Hyperglycemia Induces Apoptosis of Human Pancreatic Islet Endothelial Cells

Effects of Pravastatin on the Akt Survival Pathway

Enrica Favaro^*, Ilaria Miceli^*, Benedetta Bussolati^*, Michel Schimitt-Ney, Paolo Cavallo Perin^*, Giovanni Camussi^* and Maria M. Zanone^*

From the Department of Internal Medicine^* and the Molecular Biotechnology Center, University of Torino, Torino, Italy

Pancreatic islet microendothelium and β cells exhibit an interdependent physical and functional relationship. In this study, we analyzed the effect of chronic hyperglycemia on human pancreatic islet microendothelial cells as well as the involvement of the phosphatidylinositol 3-kinase/Akt and nephrin pathways, interleukin-1β, and nitric oxide production.

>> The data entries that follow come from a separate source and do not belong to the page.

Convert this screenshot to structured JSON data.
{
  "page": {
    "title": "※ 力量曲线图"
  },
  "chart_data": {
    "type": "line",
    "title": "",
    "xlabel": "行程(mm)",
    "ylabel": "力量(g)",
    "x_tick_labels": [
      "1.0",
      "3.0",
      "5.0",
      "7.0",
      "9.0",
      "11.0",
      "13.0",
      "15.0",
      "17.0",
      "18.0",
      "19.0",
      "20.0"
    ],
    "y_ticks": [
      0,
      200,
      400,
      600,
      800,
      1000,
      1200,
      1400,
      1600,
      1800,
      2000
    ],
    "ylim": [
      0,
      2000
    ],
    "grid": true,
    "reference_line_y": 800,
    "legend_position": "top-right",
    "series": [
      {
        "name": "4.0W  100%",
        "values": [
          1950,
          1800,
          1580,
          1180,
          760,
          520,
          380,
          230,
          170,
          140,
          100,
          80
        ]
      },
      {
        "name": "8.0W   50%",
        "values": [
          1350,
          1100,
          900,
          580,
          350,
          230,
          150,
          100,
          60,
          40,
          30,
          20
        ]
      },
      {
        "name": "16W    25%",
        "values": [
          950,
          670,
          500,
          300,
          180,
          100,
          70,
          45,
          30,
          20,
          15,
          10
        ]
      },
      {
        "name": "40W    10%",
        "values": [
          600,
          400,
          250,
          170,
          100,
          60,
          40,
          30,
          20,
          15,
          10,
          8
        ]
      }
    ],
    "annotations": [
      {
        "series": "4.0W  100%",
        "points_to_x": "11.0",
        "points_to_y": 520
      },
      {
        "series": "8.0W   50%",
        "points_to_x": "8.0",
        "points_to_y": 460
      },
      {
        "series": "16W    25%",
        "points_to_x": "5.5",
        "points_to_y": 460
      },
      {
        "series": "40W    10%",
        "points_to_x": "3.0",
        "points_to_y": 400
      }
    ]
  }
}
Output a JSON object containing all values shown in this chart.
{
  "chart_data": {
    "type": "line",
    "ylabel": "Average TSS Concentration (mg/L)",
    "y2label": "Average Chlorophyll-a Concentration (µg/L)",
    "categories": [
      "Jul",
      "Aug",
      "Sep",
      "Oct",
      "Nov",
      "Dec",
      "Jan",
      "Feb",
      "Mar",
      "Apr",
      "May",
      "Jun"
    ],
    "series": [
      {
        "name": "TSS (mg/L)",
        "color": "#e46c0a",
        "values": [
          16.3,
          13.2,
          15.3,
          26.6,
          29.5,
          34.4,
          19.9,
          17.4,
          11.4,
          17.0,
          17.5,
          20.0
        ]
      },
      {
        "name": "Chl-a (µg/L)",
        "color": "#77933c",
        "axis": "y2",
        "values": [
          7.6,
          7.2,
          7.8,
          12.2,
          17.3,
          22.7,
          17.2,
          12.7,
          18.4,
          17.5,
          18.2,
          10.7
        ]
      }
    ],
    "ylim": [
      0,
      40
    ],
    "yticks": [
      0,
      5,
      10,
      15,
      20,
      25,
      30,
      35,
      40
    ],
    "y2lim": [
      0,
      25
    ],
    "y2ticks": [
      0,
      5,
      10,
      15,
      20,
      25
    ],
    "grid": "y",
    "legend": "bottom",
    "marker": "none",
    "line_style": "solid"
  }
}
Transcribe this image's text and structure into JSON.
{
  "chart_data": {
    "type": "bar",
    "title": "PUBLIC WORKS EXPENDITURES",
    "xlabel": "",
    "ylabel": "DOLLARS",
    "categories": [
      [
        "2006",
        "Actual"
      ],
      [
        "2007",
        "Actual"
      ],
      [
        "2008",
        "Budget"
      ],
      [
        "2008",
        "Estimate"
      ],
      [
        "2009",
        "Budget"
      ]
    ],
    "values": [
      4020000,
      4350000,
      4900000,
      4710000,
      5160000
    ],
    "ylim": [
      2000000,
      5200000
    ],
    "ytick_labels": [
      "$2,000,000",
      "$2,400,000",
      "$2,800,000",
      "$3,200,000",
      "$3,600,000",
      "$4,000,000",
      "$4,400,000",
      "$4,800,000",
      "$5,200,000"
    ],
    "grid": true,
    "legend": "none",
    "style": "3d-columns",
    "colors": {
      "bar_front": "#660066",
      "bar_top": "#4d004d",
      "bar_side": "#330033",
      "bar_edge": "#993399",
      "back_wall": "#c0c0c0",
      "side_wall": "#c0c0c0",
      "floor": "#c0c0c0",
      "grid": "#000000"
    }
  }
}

In addition, whether 3-hydroxy-3-methylglutaryl coenzyme A reductase inhibitors can reverse the response to high-glucose conditions was investigated. Proliferation of purified islet microendothelial cells cultured under hyperglycemic conditions (28 mmol/L glucose) decreased compared to that of normoglycemic cells (from 12.7% after 2 days to 47.7% after 30 days, P < 0.05). In parallel, apoptosis progressively increased from 7% after 2 days to 79% after 30 days in high glucose (P < 0.05) concomitant with an early increase of caspase-3 activity. Intermittent hyperglycemia induced greater apoptosis than sustained hyperglycemia. Apoptosis was accompanied by a reduced p-Akt/Akt ratio and inhibition of nephrin tyrosine phosphorylation. Pravastatin (1 µmol/L) decreased apoptosis induced by high glucose or oxidized LDL and increased Akt phosphorylation. Hyperglycemia significantly increased the production of the proinflammatory cytokine interleukin-1β and stimulated the expression of inducible nitric oxide synthase and the production of nitric oxide, possibly relevant to β cell mass and function. Thus, chronic hyperglycemia reduces islet microendothelial cell survival by inhibiting the serine-threonine kinase Akt pathway, and the effect of pravastatin on this pathway represents a potential tool to improve islet vascularization and, indirectly, islet function.